Q&A: Rules of Interpretation
Rules of Interpretation
Question
Hello Dr. Michi,
Which rules of interpretation were given to us at Sinai?
Were they Rabbi Ishmael’s 13, or Hillel’s 7, perhaps Rabbi Eliezer son of Rabbi Yose the Galilean’s 32? (At least the halakhic ones among them.) And what about the dozens of others that appear in the Talmud?
Why is there disagreement about the rules themselves among the tannaim, such as specific-and-general versus inclusion-and-exclusion?
I once saw that you wrote that the rules were given as a language and later underwent conceptualization, but I didn’t understand what that means. How did Moses learn these rules at Sinai (and which ones)?
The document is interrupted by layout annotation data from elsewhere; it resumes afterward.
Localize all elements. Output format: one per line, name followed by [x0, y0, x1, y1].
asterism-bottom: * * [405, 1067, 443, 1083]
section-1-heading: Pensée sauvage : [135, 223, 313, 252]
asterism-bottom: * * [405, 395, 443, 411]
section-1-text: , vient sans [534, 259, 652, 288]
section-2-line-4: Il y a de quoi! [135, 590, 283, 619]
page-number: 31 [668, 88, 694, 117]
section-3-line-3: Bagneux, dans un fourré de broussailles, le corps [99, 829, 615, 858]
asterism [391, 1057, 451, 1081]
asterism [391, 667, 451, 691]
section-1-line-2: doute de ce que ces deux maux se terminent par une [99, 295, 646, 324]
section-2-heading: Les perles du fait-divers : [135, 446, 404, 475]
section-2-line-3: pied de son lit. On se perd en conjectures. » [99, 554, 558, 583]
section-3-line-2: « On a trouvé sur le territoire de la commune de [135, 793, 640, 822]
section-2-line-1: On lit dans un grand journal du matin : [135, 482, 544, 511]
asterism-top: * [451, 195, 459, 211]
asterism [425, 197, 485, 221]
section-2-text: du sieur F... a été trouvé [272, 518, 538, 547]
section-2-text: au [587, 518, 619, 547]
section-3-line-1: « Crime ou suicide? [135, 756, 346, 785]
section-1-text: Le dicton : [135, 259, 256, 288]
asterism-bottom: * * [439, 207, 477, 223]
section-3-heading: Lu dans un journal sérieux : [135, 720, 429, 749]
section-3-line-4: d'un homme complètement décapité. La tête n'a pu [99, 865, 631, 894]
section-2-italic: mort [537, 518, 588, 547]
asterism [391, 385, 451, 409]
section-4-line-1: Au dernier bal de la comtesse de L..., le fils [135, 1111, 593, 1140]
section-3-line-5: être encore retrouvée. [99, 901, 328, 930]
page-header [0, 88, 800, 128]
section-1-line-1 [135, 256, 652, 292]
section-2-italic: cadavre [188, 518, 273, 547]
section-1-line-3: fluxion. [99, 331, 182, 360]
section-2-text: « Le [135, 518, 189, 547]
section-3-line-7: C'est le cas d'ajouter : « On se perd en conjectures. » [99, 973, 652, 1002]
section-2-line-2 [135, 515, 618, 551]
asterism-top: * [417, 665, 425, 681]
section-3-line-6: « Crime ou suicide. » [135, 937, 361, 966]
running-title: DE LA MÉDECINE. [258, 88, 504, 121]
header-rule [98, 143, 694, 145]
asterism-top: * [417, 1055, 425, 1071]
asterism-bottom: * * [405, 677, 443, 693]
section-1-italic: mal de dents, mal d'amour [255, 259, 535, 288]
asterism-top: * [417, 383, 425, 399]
How is it that something so basic and essential, at the very core of Orthodox halakhic belief, is actually so detached, vague, and unclear?
Thank you
Answer
Indeed, I explained in detail in the second book on Talmudic Logic that the rules were given as a natural language (the language of midrashic interpretation), with the Holy One, blessed be He, teaching Moses at Sinai how to read the verses on both the plain-sense level and the interpretive level. But He did not give him a list of rules; rather, He simply read the verses with him through the “glasses” of midrashic interpretation, like someone who speaks a language without knowing its formal rules (a native speaker). After some time, people began to forget that language, and they developed systems of rules that reconstruct its usage, like a system of grammatical rules. That is why, over the generations, there are more and more rules, because they are a progressively more detailed development and conceptualization of the language of interpretation.
For more detail, see my book there. I showed this at great length regarding the rules of general and specific.